Un adolescente de 16 años permanece bajo custodia en Cuba en un caso que ha encendido alarmas dentro y fuera del país por posibles violaciones de derechos fundamentales y el deterioro de su salud durante la detención.

Jonathan Muir Burgos fue arrestado el pasado 16 de marzo en el municipio de Morón, provincia de Ciego de Ávila, tras participar en una protesta ciudadana. De acuerdo con la organización Cubalex, el menor fue detenido junto a su padre luego de ser citados a una estación policial, desde donde ambos fueron trasladados al Departamento Técnico de Investigaciones (DTI). Durante varias horas permanecieron en paradero desconocido.

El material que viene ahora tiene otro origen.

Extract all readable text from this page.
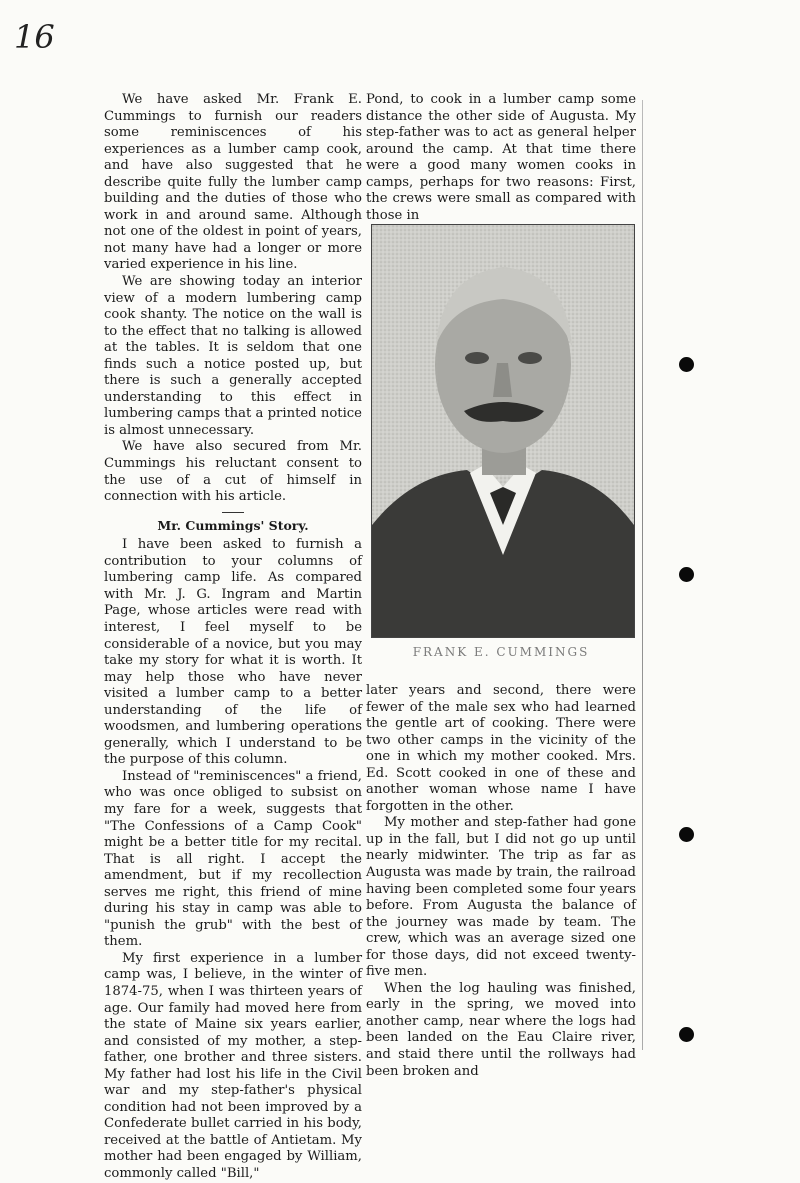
16

We have asked Mr. Frank E. Cummings to furnish our readers some reminiscences of his experiences as a lumber camp cook, and have also suggested that he describe quite fully the lumber camp building and the duties of those who work in and around same. Although not one of the oldest in point of years, not many have had a longer or more varied experience in his line.

We are showing today an interior view of a modern lumbering camp cook shanty. The notice on the wall is to the effect that no talking is allowed at the tables. It is seldom that one finds such a notice posted up, but there is such a generally accepted understanding to this effect in lumbering camps that a printed notice is almost unnecessary.

We have also secured from Mr. Cummings his reluctant consent to the use of a cut of himself in connection with his article.

Mr. Cummings' Story.

I have been asked to furnish a contribution to your columns of lumbering camp life. As compared with Mr. J. G. Ingram and Martin Page, whose articles were read with interest, I feel myself to be considerable of a novice, but you may take my story for what it is worth. It may help those who have never visited a lumber camp to a better understanding of the life of woodsmen, and lumbering operations generally, which I understand to be the purpose of this column.

Instead of "reminiscences" a friend, who was once obliged to subsist on my fare for a week, suggests that "The Confessions of a Camp Cook" might be a better title for my recital. That is all right. I accept the amendment, but if my recollection serves me right, this friend of mine during his stay in camp was able to "punish the grub" with the best of them.

My first experience in a lumber camp was, I believe, in the winter of 1874-75, when I was thirteen years of age. Our family had moved here from the state of Maine six years earlier, and consisted of my mother, a step-father, one brother and three sisters. My father had lost his life in the Civil war and my step-father's physical condition had not been improved by a Confederate bullet carried in his body, received at the battle of Antietam. My mother had been engaged by William, commonly called "Bill,"

Pond, to cook in a lumber camp some distance the other side of Augusta. My step-father was to act as general helper around the camp. At that time there were a good many women cooks in camps, perhaps for two reasons: First, the crews were small as compared with those in

FRANK E. CUMMINGS

later years and second, there were fewer of the male sex who had learned the gentle art of cooking. There were two other camps in the vicinity of the one in which my mother cooked. Mrs. Ed. Scott cooked in one of these and another woman whose name I have forgotten in the other.

My mother and step-father had gone up in the fall, but I did not go up until nearly midwinter. The trip as far as Augusta was made by train, the railroad having been completed some four years before. From Augusta the balance of the journey was made by team. The crew, which was an average sized one for those days, did not exceed twenty-five men.

When the log hauling was finished, early in the spring, we moved into another camp, near where the logs had been landed on the Eau Claire river, and staid there until the rollways had been broken and
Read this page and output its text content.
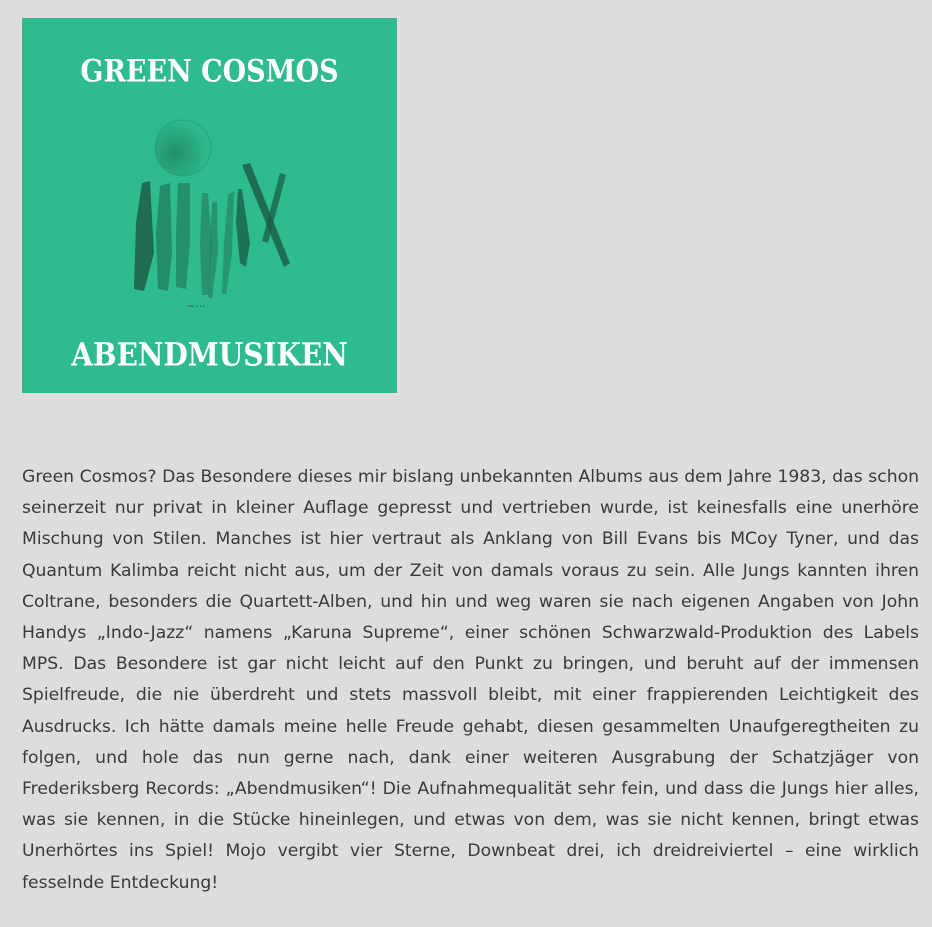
GREEN COSMOS
ᴷᴺᵒ ᵅ ᵃ ᵇ
ABENDMUSIKEN

Green Cosmos? Das Besondere dieses mir bislang unbekannten Albums aus dem Jahre 1983, das schon seinerzeit nur privat in kleiner Auflage gepresst und vertrieben wurde, ist keinesfalls eine unerhöre Mischung von Stilen. Manches ist hier vertraut als Anklang von Bill Evans bis MCoy Tyner, und das Quantum Kalimba reicht nicht aus, um der Zeit von damals voraus zu sein. Alle Jungs kannten ihren Coltrane, besonders die Quartett-Alben, und hin und weg waren sie nach eigenen Angaben von John Handys „Indo-Jazz“ namens „Karuna Supreme“, einer schönen Schwarzwald-Produktion des Labels MPS. Das Besondere ist gar nicht leicht auf den Punkt zu bringen, und beruht auf der immensen Spielfreude, die nie überdreht und stets massvoll bleibt, mit einer frappierenden Leichtigkeit des Ausdrucks. Ich hätte damals meine helle Freude gehabt, diesen gesammelten Unaufgeregtheiten zu folgen, und hole das nun gerne nach, dank einer weiteren Ausgrabung der Schatzjäger von Frederiksberg Records: „Abendmusiken“! Die Aufnahmequalität sehr fein, und dass die Jungs hier alles, was sie kennen, in die Stücke hineinlegen, und etwas von dem, was sie nicht kennen, bringt etwas Unerhörtes ins Spiel! Mojo vergibt vier Sterne, Downbeat drei, ich dreidreiviertel – eine wirklich fesselnde Entdeckung!
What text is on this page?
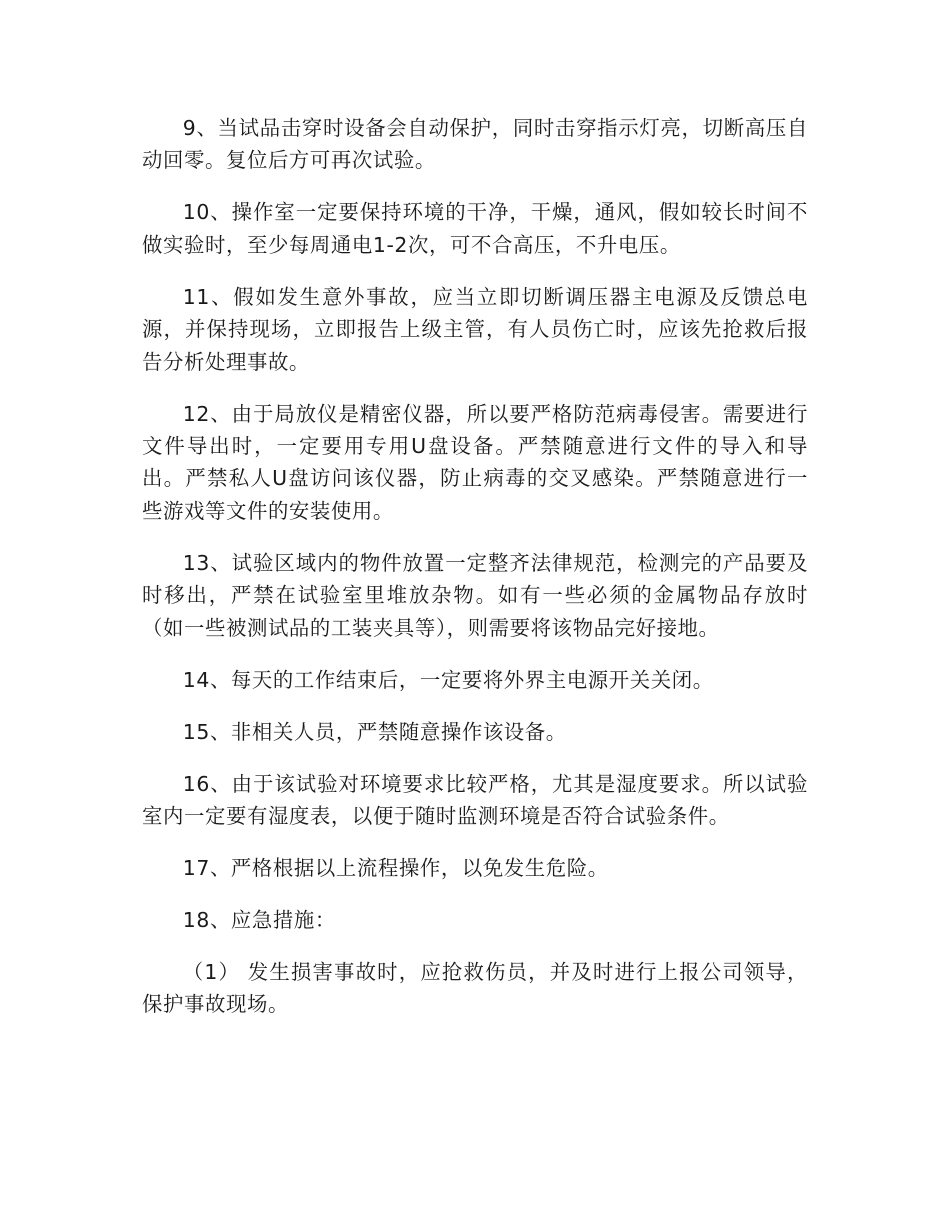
9、当试品击穿时设备会自动保护，同时击穿指示灯亮，切断高压自动回零。复位后方可再次试验。

10、操作室一定要保持环境的干净，干燥，通风，假如较长时间不做实验时，至少每周通电1-2次，可不合高压，不升电压。

11、假如发生意外事故，应当立即切断调压器主电源及反馈总电源，并保持现场，立即报告上级主管，有人员伤亡时，应该先抢救后报告分析处理事故。

12、由于局放仪是精密仪器，所以要严格防范病毒侵害。需要进行文件导出时，一定要用专用U盘设备。严禁随意进行文件的导入和导出。严禁私人U盘访问该仪器，防止病毒的交叉感染。严禁随意进行一些游戏等文件的安装使用。

13、试验区域内的物件放置一定整齐法律规范，检测完的产品要及时移出，严禁在试验室里堆放杂物。如有一些必须的金属物品存放时（如一些被测试品的工装夹具等），则需要将该物品完好接地。

14、每天的工作结束后，一定要将外界主电源开关关闭。

15、非相关人员，严禁随意操作该设备。

16、由于该试验对环境要求比较严格，尤其是湿度要求。所以试验室内一定要有湿度表，以便于随时监测环境是否符合试验条件。

17、严格根据以上流程操作，以免发生危险。

18、应急措施：

（1） 发生损害事故时，应抢救伤员，并及时进行上报公司领导，保护事故现场。
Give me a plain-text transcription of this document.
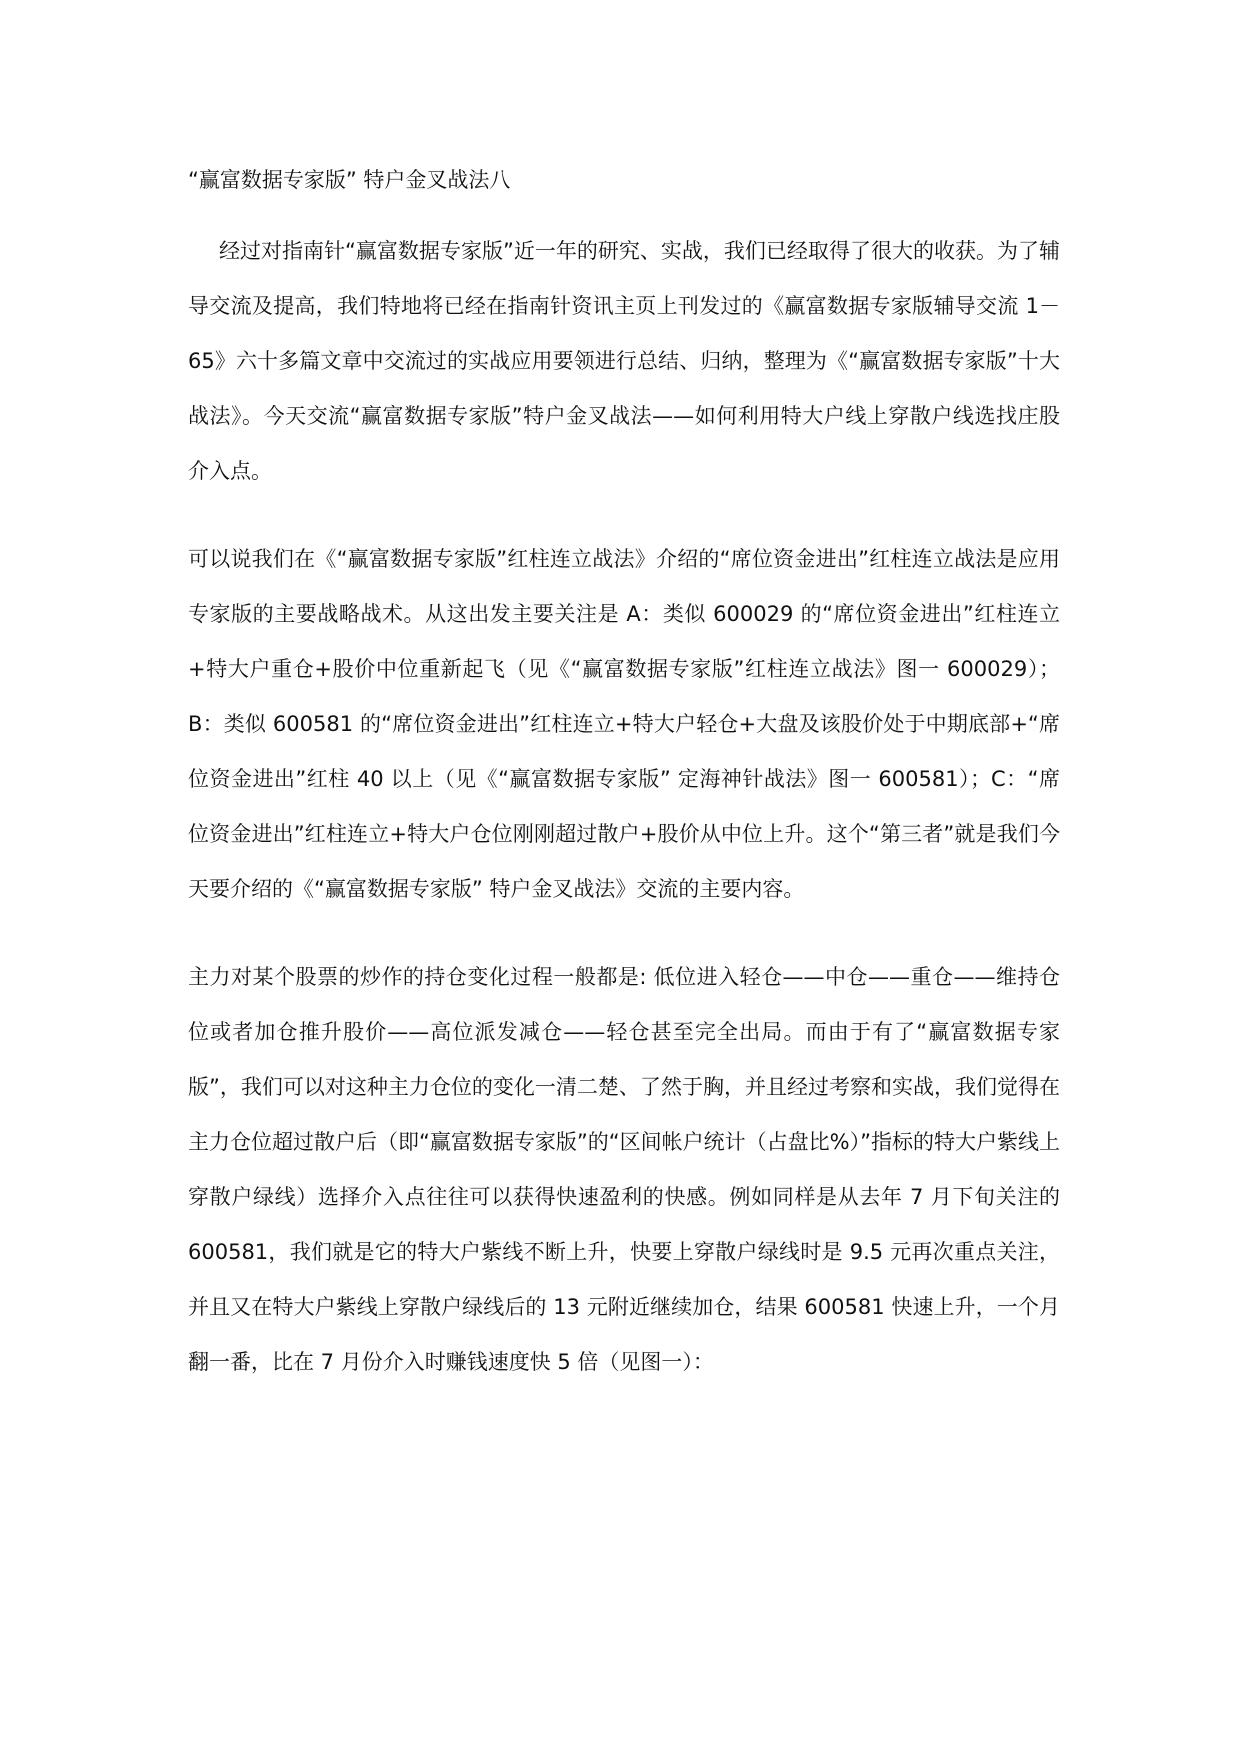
“赢富数据专家版” 特户金叉战法八

经过对指南针“赢富数据专家版”近一年的研究、实战，我们已经取得了很大的收获。为了辅导交流及提高，我们特地将已经在指南针资讯主页上刊发过的《赢富数据专家版辅导交流 1－65》六十多篇文章中交流过的实战应用要领进行总结、归纳，整理为《“赢富数据专家版”十大战法》。今天交流“赢富数据专家版”特户金叉战法——如何利用特大户线上穿散户线选找庄股介入点。

可以说我们在《“赢富数据专家版”红柱连立战法》介绍的“席位资金进出”红柱连立战法是应用专家版的主要战略战术。从这出发主要关注是 A：类似 600029 的“席位资金进出”红柱连立+特大户重仓+股价中位重新起飞（见《“赢富数据专家版”红柱连立战法》图一 600029）；B：类似 600581 的“席位资金进出”红柱连立+特大户轻仓+大盘及该股价处于中期底部+“席位资金进出”红柱 40 以上（见《“赢富数据专家版” 定海神针战法》图一 600581）；C：“席位资金进出”红柱连立+特大户仓位刚刚超过散户+股价从中位上升。这个“第三者”就是我们今天要介绍的《“赢富数据专家版” 特户金叉战法》交流的主要内容。

主力对某个股票的炒作的持仓变化过程一般都是: 低位进入轻仓——中仓——重仓——维持仓位或者加仓推升股价——高位派发减仓——轻仓甚至完全出局。而由于有了“赢富数据专家版”，我们可以对这种主力仓位的变化一清二楚、了然于胸，并且经过考察和实战，我们觉得在主力仓位超过散户后（即“赢富数据专家版”的“区间帐户统计（占盘比%）”指标的特大户紫线上穿散户绿线）选择介入点往往可以获得快速盈利的快感。例如同样是从去年 7 月下旬关注的 600581，我们就是它的特大户紫线不断上升，快要上穿散户绿线时是 9.5 元再次重点关注，并且又在特大户紫线上穿散户绿线后的 13 元附近继续加仓，结果 600581 快速上升，一个月翻一番，比在 7 月份介入时赚钱速度快 5 倍（见图一）：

El padre del menor fue liberado ese mismo día, pero Jonathan continúa detenido desde entonces. Según declaraciones ofrecidas a Martí Noticias por el pastor Mario Félix Lleonart, el Tribunal Provincial de Ciego de Ávila rechazó el recurso de habeas corpus presentado a favor del adolescente, lo que ha incrementado la preocupación por su situación legal.

Preocupación por su salud física y emocional

Familiares del menor han denunciado un deterioro progresivo de su estado de salud durante el tiempo que lleva detenido. Jonathan padece una enfermedad crónica de la piel y, según las denuncias, no ha recibido el tratamiento adecuado en condiciones de encierro.

A esto se suma el impacto psicológico derivado de la detención prolongada, especialmente tratándose de un menor de edad. Organizaciones de derechos humanos advierten que la combinación de factores médicos no atendidos y presión emocional podría agravar significativamente su estado.

Un contexto de tensión social

El caso se enmarca en las protestas registradas el 13 de marzo en Morón, en medio de una situación marcada por prolongados apagones y el deterioro de las condiciones de vida. Según el monitoreo de Cubalex, al menos 14 personas fueron detenidas tras estas manifestaciones, aunque no se descarta que la cifra real sea mayor.

La detención de un menor en este contexto ha generado inquietud adicional, especialmente por la negativa judicial a revisar la legalidad de su arresto mediante el habeas corpus, un mecanismo clave de protección frente a detenciones arbitrarias.

Denuncias de persecución familiar

El entorno familiar de Jonathan también ha sido señalado como objeto de presión por sus creencias religiosas y su postura crítica. De acuerdo con las denuncias, esta situación se suma a un historial de vigilancia y hostigamiento, lo que refuerza la preocupación sobre posibles motivaciones políticas en el caso.

Atención internacional

Diversas voces han comenzado a alertar sobre este caso, subrayando la gravedad de mantener a un menor detenido sin garantías judiciales efectivas y en condiciones que podrían comprometer su salud.

Mientras tanto, Jonathan Muir Burgos cumple más de dos semanas bajo custodia en el DTI de Ciego de Ávila, en un proceso que continúa generando interrogantes sobre el respeto a los derechos fundamentales en el país.